Fewer Minnesota teens are working and that is a problem
As we noted in our report The State of Minnesota’s Economy: 2018, our state’s Labor Force Participation rate, which, at 69.7% in 2018, was the third highest in the country after the District of Columbia and Nebraska, is forecast to fall to 64.6% by 2035. Indeed, Minnesota’s participation rate is already down from a peak of 76.1% in 2001.
As we note in a forthcoming report into Minnesota’s labor force, this trend is also forecast both nationally and across the developed world as populations age. But the aging of the population is not the whole story. According to the Bureau of Labor Statistics, between 1999 and 2018, the participation rate for those aged 16 to 19 in Minnesota fell by 19.1 percentage points. By contrast, since 1999, the participation rate of those aged 55 to 64 has risen by 9.6 percentage points and it is up by 4.4 percentage points for those aged over 65.

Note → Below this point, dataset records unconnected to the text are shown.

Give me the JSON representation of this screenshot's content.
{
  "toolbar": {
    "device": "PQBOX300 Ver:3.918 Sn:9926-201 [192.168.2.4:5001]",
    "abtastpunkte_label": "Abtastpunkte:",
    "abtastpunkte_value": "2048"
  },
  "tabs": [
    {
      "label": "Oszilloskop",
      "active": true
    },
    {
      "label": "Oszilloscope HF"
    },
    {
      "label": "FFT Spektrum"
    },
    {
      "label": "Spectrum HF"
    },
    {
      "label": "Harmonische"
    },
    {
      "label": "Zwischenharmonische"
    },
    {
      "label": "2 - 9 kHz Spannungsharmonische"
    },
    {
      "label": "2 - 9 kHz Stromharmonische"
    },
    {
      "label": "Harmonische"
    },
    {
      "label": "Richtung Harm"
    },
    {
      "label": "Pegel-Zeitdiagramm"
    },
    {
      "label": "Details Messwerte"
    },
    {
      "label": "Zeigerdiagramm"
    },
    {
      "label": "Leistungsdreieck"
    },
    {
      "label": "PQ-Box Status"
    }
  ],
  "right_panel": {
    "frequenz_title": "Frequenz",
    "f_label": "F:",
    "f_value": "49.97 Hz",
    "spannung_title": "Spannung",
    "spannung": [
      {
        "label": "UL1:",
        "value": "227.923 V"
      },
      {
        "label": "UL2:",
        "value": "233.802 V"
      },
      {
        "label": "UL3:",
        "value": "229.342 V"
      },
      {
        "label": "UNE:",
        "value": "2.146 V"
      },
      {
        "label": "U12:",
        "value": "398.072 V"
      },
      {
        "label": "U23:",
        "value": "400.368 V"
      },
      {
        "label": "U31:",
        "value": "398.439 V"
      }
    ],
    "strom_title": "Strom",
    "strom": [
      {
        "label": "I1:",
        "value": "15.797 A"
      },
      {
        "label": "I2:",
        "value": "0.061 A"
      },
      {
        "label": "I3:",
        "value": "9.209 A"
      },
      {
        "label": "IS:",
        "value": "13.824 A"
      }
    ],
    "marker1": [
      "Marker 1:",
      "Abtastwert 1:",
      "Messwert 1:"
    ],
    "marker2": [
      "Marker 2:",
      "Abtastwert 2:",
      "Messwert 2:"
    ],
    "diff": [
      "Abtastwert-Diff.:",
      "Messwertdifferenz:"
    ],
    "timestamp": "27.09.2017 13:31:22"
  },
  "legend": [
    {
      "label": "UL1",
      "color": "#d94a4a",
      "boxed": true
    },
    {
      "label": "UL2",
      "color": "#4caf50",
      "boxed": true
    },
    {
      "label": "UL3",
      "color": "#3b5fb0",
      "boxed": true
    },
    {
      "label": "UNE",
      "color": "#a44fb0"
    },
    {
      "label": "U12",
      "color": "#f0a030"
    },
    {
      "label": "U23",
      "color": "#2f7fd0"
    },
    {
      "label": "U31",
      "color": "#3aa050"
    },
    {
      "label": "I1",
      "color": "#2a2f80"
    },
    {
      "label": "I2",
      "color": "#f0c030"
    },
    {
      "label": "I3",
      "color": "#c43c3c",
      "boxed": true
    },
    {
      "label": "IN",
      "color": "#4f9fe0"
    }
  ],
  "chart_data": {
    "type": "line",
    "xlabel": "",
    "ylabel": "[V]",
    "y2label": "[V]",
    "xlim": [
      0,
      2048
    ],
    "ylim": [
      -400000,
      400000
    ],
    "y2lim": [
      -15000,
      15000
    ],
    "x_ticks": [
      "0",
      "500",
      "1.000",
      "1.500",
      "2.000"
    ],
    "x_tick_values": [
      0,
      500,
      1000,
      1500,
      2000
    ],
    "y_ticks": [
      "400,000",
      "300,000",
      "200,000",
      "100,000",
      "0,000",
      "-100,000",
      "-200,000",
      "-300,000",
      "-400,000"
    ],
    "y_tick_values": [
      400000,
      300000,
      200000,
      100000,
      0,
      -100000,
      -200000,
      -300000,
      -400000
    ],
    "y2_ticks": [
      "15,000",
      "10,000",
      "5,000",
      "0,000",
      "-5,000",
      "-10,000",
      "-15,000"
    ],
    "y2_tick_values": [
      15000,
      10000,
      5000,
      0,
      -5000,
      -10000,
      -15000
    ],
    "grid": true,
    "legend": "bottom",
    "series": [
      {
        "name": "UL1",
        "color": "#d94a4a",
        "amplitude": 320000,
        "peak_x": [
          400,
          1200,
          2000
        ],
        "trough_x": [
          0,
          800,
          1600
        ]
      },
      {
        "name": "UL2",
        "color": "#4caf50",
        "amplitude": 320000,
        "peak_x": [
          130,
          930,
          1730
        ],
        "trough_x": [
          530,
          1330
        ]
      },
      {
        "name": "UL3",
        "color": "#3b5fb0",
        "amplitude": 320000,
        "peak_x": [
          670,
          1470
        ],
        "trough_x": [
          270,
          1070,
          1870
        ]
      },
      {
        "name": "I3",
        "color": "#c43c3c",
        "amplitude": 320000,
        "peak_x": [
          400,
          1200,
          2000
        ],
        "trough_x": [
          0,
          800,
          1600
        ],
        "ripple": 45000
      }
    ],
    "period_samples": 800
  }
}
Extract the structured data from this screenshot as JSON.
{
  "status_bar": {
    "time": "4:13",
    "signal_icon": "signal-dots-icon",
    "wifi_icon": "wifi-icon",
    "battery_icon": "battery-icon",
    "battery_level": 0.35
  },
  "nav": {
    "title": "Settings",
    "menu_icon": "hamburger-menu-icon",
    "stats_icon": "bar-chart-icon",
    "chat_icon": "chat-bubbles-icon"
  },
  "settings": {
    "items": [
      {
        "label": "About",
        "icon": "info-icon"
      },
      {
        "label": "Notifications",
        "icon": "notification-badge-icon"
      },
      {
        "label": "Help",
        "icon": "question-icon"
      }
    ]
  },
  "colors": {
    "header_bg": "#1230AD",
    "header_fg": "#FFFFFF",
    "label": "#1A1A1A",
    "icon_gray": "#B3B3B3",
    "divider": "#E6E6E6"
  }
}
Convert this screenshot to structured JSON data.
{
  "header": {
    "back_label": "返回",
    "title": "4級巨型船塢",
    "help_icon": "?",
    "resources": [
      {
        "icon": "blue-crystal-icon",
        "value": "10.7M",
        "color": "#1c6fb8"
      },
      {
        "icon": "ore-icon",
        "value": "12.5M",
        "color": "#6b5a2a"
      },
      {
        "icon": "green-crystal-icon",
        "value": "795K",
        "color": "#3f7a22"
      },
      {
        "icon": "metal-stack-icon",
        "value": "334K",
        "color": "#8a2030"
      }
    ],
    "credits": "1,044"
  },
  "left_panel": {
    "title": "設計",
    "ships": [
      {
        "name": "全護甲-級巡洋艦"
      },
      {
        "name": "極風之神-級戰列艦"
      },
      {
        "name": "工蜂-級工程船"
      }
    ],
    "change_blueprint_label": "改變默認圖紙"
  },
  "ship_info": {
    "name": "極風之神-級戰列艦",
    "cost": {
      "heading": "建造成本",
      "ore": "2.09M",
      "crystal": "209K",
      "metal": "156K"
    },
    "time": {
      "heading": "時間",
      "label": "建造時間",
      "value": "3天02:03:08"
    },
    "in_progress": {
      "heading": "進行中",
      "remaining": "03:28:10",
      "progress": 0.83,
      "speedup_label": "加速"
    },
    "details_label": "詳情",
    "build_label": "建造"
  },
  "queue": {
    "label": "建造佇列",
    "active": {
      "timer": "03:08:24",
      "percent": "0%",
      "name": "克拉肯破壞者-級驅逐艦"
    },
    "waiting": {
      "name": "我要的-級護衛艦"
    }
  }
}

And these trends are forecast to continue. According to the Minnesota State Demographic Center, the participation rate for 16 to 19 year olds is forecast to fall by 9 percentage points between 2020 and 2045 while it will rise for every age group above 45.
This doesn’t just pose a problem for Minnesota by exacerbating the participation rate decline stemming from an aging population. As I’ve written before, it is also a problem for the younger workers themselves. As Greta Kaul writes for Minn Post today,
Teens don’t just benefit from cash in their pockets every pay period when they work. Research has found working is good for teens long-term — to a point.
A 2014 study in Research in the Sociology of Work that followed a group of teenagers found that 15-year-olds who worked year-round were more likely to have jobs at ages 17 to 21. Teen workers also had higher incomes a few years later, at ages 17 to 25.
It is rare that you will make a living doing what you do in your very first job. The pizza making skills I picked up in my first job have long rusted away. But the ‘soft skills’ you pick up in that first job, “things like the ability to resolve conflicts at work, knowing how to conduct yourself as a professional in the workplace,” according to Joe Mahon, regional economist with the Minneapolis Federal Reserve, will stand you in good stead throughout your working life. The longer Minnesotan workers leave it to start accumulating these skills, the bigger disadvantage they will find themselves at.
John Phelan is an economist at the Center of the American Experiment.